Yglesias explains why the US needs Karzai to win:
For Abdullah to win, he’d basically need the Taliban to successfully scare enough Pashto into not voting to overcome his intrinsic disadvantages. That would, in turn, be a boon to the Taliban war effort. Karzai’s government has long suffered from the perception that he’s just a Pashto face on a US/Turkic regime but if you turn that into a Tajik face that only won thanks to Pashto non-participation you’ll be looking at a real disaster.
Realistically for Afghanistan to be governed successfully you need a Pashto at the top working in alliance with a few key Tajik and Uzbek power-players. The talk about election processes and recounts seems to be to obscure the basic real shape of semi-feudal Afghan politics. The real legitimacy issue, meanwhile, probably will be decided less by national elections and more by practical results on the groundare the people running your town honest and competent?
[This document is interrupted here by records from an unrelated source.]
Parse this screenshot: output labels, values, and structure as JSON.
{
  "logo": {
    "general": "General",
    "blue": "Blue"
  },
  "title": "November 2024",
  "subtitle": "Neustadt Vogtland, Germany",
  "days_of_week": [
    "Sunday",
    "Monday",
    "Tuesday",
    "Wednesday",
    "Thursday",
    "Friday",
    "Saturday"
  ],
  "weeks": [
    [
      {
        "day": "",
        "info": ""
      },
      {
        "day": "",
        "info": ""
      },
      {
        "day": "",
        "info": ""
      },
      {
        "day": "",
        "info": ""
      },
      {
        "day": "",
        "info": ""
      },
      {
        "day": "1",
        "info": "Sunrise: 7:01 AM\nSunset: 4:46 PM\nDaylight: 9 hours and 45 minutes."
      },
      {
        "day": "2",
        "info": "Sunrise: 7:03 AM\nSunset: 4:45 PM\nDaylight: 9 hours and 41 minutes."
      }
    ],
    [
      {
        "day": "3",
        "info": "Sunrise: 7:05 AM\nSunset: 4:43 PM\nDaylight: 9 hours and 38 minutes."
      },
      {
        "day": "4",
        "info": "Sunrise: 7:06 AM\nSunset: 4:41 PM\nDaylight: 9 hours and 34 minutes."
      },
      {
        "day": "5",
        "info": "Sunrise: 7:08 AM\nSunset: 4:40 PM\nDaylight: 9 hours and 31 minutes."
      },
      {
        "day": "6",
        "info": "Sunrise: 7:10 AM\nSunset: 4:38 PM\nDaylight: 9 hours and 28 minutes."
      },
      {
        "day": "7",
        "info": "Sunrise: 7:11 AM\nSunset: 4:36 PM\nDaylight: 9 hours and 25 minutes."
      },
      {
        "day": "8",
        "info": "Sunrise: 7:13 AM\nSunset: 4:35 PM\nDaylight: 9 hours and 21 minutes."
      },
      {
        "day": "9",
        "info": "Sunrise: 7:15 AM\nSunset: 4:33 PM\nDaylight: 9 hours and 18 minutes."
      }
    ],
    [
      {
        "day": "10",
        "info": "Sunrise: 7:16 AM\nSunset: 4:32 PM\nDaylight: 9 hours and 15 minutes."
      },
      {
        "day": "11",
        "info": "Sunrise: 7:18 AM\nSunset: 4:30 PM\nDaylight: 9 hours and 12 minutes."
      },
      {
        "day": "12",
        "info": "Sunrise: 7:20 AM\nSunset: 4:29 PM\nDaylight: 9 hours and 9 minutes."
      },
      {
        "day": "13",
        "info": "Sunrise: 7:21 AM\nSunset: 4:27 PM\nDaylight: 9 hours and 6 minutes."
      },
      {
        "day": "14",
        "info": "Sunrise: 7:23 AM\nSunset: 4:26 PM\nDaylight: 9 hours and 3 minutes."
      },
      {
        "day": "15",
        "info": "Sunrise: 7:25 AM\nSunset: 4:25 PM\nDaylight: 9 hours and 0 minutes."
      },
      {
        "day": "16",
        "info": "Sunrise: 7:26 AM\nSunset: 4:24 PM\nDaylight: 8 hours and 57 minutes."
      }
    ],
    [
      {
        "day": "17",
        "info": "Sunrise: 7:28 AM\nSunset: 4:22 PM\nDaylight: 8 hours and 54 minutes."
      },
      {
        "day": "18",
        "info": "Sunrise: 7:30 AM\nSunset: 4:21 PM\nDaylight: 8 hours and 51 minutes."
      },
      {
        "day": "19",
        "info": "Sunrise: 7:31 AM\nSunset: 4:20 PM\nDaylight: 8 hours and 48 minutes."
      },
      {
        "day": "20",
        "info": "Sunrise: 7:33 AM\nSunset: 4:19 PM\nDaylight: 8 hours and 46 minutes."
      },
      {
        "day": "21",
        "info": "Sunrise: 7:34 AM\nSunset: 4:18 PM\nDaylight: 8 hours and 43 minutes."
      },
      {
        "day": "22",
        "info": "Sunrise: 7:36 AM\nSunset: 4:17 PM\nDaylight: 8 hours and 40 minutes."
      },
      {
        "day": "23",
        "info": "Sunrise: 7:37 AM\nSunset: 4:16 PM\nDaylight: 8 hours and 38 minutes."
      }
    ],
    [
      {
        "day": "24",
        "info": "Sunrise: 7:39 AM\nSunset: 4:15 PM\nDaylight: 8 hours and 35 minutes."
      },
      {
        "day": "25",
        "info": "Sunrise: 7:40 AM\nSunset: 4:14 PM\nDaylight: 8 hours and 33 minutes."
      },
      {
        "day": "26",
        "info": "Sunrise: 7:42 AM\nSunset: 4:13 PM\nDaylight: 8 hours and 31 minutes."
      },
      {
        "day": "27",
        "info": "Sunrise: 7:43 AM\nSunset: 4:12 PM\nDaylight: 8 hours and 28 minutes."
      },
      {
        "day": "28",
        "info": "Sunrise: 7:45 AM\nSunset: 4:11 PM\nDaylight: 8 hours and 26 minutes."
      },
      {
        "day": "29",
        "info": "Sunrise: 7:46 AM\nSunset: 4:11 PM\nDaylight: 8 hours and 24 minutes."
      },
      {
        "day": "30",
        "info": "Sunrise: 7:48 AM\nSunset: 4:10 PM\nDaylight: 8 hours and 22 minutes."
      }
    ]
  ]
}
At any rate, this is all sort of too bad. I’m a long-time Abdullah fan since back pre-9/11 when he was the only senior member of the Northern Alliance who could speak English and you see him quoted on A-7 New York Times stories about Afghanistan. And his platform (PDF) calls for Afghanistan to abandon its presidential system in favor of a parliamentary one which is absolutely correct and also exactly the kind of thing I like to go on-and-on about.